The other wizards used equally creative methods to exit the depths. One climbed out of the lake as if scaling an invisible ladder, while another rose to the surface sucking on a blue, blown-glass bottle that didn’t look as if it could possibly contain enough air to sustain her. The wizard in the gold skullcap tossed a tiny wooden box away from himself as he broke the surface, and it unfolded into a small wooden boat. He climbed, dripping, into it, and with a flick of his hand magically set its oars to sculling.
Everyone was accounted for. Those who hadn’t risen from the water by magical means were treading water. Cavatina glanced around to get her bearings, then pointed at the spot where they were to meet the svirfneblin: a tunnel, bored into the cavern, with a beachlike mound of rubble in the lake below. Fortunately, it wasn’t too far away.
That tunnel, she signed to the others. Make for it.
With a mental command, she lowered herself until she hung horizontally above the lake. Then she “swam” forward, immersing only her hands. When she reached the base of the rockfall, she drew her singing sword and climbed the slope. Her boots let her spring lightly from one foothold to the next. Pausing at the top, she peered into the mine tunnel. It should have been gloomy, but instead, its walls were illuminated with the faint, flickering light of the Faerzress
.
Nothing stirred inside the tunnel.
That didn’t surprise her. The Acropolis was several leagues away, and the Moondeep Sea was remote and rarely visited. The Crones would position any guards closer to their own cavern. Nevertheless, as the first of the Protectors reached the spot where she stood, Cavatina pointed down the narrow tunnel. Scout ahead, she ordered in silent speech, one thousand paces. Report each quarter count. The priestess nodded and disappeared into the tunnel.
Cavatina ordered another Protector to remain at the bottom of the rockfall and keep watch over the lake. That priestess took up her position, singing sword in hand, as the others climbed or levitated to the spot where Cavatina stood.
Much to her irritation, Kâras set up his own guard at the bottom of the rockfall and ordered a Nightshadow into the tunnel. Cavatina caught the male’s arm as he tried to pass her. “Wait,” she whispered. “We’ll have our first report in a moment.”
The Nightshadow glanced back at Kâras.
“I give the commands,” she hissed at the Nightshadow. “Not him.”
“Yes, Lady,” he murmured.
Kâras climbed up next to them. “Are we not following Qilué’s orders? ‘Stick together,’ you quoted her as saying. Nar’bith is a master at stealth, silent as shadow. And two pairs of eyes are better than one.”

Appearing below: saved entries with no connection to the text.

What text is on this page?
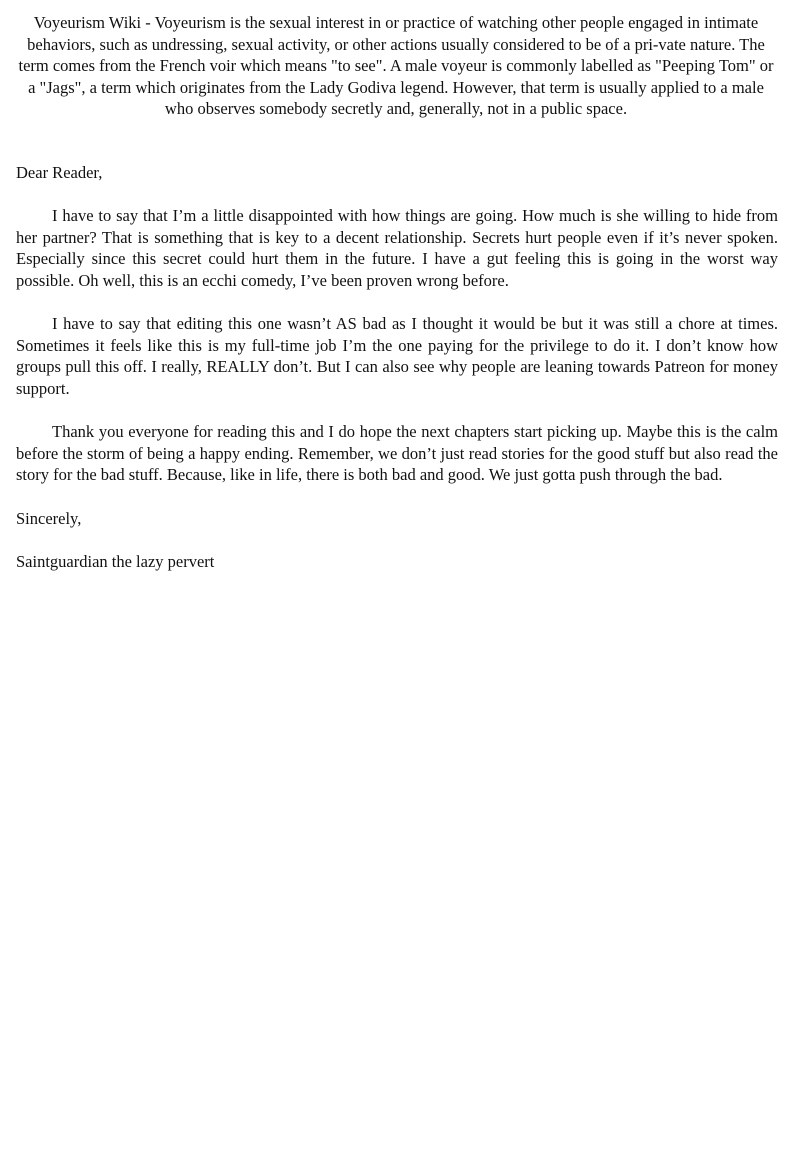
Voyeurism Wiki - Voyeurism is the sexual interest in or practice of watching other people engaged in intimate behaviors, such as undressing, sexual activity, or other actions usually considered to be of a pri-vate nature. The term comes from the French voir which means "to see". A male voyeur is commonly labelled as "Peeping Tom" or a "Jags", a term which originates from the Lady Godiva legend. However, that term is usually applied to a male who observes somebody secretly and, generally, not in a public space.

Dear Reader,

I have to say that I’m a little disappointed with how things are going. How much is she willing to hide from her partner? That is something that is key to a decent relationship. Secrets hurt people even if it’s never spoken. Especially since this secret could hurt them in the future. I have a gut feeling this is going in the worst way possible. Oh well, this is an ecchi comedy, I’ve been proven wrong before.

I have to say that editing this one wasn’t AS bad as I thought it would be but it was still a chore at times. Sometimes it feels like this is my full-time job I’m the one paying for the privilege to do it. I don’t know how groups pull this off. I really, REALLY don’t. But I can also see why people are leaning towards Patreon for money support.

Thank you everyone for reading this and I do hope the next chapters start picking up. Maybe this is the calm before the storm of being a happy ending. Remember, we don’t just read stories for the good stuff but also read the story for the bad stuff. Because, like in life, there is both bad and good. We just gotta push through the bad.

Sincerely,

Saintguardian the lazy pervert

Two more Nightshadows had just climbed up the rockfall behind Kâras, eyes watchful above their masks.
“Four eyes are better than two,” Cavatina agreed. “But if you give orders that overlap mine, there will be unfortunate consequences.” She nodded at the Nightshadow whose arm she still held. “This male, skewered on the Protector’s sword. I must warn my priestess he’s coming.”
Kâras inclined his head. “Fair enough.” His eyes remained unrepentant. “Warn her.”
Cavatina’s eyes narrowed. She knew he was trying, once again, to one-up her, to appear as if he was giving the orders, but she wasn’t about to waste time sparring with him. She warned Halav with a sending then she released the Nightshadow.
He drifted away into the tunnel, his footsteps utterly silent. Kâras turned away and clambered back down to the water. He disappeared from Cavatina’s view.